Segundo ele, todos os agentes e delegados da Polícia Federal no estado estão parados, à exceção de policiais lotados em serviços essenciais, como expedição de passaporte urgente para casos de saúde; telecomunicações; apoio de viaturas; manutenção e guarda de armamentos; proteção a testemunhas; e cumprimento de mandados de prisão. Os funcionários administrativos não participam do movimento.

Pereira dos Reis acrescentou que as operações de grande porte realizadas nos últimos dias pela Polícia Federal, como a Operação Navalha, não serão prejudicadas pela greve.

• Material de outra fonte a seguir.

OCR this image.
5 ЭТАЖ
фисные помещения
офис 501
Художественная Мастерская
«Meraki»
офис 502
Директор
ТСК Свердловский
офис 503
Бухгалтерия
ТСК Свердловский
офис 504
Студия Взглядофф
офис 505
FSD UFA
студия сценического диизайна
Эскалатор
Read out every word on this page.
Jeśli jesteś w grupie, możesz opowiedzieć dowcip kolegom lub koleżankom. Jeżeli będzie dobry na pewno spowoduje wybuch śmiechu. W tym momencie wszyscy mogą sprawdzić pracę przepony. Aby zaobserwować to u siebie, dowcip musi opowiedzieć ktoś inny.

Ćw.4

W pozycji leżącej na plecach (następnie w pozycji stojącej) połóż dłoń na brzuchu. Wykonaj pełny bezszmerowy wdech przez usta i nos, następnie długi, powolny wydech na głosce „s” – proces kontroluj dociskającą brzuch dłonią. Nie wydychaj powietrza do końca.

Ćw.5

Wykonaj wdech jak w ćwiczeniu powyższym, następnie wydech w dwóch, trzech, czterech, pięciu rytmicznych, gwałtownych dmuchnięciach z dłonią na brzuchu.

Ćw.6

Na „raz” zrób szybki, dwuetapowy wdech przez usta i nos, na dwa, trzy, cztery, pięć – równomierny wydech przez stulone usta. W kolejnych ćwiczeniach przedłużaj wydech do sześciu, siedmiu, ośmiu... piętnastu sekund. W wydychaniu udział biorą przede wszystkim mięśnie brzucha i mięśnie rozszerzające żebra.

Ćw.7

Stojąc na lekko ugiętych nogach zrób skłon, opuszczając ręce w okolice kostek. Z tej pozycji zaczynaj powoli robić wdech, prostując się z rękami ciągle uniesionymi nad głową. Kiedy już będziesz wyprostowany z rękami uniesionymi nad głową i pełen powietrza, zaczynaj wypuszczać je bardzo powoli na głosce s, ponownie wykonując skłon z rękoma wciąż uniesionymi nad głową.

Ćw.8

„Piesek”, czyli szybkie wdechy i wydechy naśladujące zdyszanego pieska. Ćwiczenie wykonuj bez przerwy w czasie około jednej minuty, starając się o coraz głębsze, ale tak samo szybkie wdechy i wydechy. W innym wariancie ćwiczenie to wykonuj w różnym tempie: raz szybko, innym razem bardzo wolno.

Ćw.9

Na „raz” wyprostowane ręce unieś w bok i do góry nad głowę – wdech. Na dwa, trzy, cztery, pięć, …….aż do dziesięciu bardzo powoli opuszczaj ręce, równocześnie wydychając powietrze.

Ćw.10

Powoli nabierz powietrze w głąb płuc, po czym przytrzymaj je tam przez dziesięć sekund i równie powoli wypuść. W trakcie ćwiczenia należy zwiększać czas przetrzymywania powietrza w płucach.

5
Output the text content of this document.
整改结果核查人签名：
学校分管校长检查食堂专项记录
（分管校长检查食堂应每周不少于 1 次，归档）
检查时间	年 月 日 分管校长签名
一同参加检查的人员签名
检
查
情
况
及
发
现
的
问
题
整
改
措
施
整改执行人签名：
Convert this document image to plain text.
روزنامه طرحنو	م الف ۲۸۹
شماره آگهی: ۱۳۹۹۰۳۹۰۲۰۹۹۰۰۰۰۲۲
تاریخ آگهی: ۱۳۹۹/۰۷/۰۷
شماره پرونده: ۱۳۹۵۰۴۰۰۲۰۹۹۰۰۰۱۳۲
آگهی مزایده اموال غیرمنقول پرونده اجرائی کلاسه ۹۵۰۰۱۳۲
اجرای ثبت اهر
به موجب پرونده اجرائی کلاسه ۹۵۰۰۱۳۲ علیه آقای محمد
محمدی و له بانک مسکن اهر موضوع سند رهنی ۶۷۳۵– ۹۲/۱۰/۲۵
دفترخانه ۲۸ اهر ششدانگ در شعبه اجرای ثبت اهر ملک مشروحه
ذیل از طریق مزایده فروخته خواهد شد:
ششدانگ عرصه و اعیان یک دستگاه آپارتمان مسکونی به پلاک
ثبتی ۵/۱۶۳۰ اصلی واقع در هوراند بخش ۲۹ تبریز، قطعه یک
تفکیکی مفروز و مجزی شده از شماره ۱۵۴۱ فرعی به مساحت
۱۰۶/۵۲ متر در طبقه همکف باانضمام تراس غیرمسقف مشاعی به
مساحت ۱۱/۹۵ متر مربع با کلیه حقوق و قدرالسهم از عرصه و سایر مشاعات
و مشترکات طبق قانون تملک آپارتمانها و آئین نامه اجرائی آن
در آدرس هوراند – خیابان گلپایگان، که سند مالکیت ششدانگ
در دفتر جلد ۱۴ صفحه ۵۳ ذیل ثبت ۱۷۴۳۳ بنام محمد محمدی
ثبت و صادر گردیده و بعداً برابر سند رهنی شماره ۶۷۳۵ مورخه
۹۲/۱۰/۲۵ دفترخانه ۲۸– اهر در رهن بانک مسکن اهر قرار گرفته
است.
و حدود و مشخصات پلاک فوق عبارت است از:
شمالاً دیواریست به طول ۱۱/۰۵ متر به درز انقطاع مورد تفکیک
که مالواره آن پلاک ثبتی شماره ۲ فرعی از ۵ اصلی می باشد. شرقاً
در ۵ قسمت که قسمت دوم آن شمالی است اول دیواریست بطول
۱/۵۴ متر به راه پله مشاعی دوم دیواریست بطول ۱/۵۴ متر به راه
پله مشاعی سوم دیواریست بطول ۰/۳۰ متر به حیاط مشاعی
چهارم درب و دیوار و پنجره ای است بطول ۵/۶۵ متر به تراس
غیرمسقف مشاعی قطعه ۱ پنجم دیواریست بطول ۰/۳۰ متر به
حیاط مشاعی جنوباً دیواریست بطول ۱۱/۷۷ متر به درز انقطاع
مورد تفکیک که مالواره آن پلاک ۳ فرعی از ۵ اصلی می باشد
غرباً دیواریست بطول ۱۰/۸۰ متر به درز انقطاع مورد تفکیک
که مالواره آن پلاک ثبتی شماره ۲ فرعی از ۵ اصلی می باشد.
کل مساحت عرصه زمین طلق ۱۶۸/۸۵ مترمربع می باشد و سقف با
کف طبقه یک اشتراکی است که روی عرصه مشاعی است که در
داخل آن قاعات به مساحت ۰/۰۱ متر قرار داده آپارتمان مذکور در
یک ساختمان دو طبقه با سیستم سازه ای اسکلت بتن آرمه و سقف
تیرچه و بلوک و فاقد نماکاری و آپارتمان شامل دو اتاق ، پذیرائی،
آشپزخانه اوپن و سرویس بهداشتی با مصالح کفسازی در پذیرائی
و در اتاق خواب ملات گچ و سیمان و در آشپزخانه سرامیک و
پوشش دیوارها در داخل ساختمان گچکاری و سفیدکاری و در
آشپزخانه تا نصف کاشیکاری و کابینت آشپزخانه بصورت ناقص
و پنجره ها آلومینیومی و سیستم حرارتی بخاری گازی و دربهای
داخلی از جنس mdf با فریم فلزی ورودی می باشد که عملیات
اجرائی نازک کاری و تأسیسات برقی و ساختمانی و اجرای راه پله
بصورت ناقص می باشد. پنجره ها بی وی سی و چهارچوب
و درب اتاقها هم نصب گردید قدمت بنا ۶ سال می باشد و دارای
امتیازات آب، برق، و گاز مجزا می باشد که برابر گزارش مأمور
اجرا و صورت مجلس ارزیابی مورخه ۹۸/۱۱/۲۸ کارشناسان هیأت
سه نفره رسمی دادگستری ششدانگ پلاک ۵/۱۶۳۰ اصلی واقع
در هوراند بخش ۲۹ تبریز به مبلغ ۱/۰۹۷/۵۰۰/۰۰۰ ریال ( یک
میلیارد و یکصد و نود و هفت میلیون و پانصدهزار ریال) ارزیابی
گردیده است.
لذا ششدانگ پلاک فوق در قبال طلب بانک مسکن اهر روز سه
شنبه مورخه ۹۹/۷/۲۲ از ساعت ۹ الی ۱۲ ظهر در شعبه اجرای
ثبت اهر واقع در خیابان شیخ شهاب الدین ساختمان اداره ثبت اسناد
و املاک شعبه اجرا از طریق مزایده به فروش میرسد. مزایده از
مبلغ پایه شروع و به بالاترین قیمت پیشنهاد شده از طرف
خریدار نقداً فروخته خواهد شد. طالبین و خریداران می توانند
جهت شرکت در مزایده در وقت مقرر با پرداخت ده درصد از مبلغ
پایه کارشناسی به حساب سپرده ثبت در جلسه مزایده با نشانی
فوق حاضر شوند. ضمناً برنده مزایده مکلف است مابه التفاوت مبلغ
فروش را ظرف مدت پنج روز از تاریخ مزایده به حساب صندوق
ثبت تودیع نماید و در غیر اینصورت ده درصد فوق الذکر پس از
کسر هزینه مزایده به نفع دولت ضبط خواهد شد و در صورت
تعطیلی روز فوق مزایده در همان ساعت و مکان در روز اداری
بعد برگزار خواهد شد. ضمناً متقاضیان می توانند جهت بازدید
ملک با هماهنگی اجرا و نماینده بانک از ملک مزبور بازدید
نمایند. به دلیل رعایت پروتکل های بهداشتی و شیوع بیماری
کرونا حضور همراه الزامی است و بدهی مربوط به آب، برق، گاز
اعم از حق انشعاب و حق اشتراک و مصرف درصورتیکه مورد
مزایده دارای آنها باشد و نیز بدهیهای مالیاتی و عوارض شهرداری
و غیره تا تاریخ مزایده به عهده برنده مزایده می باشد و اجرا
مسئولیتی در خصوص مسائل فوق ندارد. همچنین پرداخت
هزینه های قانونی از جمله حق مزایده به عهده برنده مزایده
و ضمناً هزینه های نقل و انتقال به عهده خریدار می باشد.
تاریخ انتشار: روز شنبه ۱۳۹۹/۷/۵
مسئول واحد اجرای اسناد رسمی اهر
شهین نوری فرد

– Elas não vão ter descontinuidade porque ainda estão à cata de provas para instruir as medidas cautelares devidas e, inclusive, alimentar a  possível denúncia do Ministério Público contra os investigados -, disse, acrescentando que a interrupção desses trabalhos seria “irreversível”, pois “prejudicaria a perseguição criminal”.

De acordo com ele, a principal reivindicação de agentes e delegados da PF é o reajuste salarial de 30%, que teria sido acordado pelo próprio governo em dezembro de 2006.

– O governo federal atrasou o pagamento. Sem nenhuma explicação ou justificativa, resolveu negar o acordo. Agora ele retomou, dizendo que só pode pagar parcelado -, explicou.

O sindicalista disse que a categoria até poderia aceitar o pagamento em duas parcelas desde que o pagamento fosse feito integralmente no decorrer de 2007, retroagindo a dezembro de 2006.

– Não tem nenhuma intransigência da nossa parte. Eles [o governo] estão intransigentes contra eles mesmos -, afirmou.

Os agentes e delegados da PF agendaram assembléias para 4, 5 e 6 de junho, quando pretendem reavaliar a paralisação, que poderá prosseguir.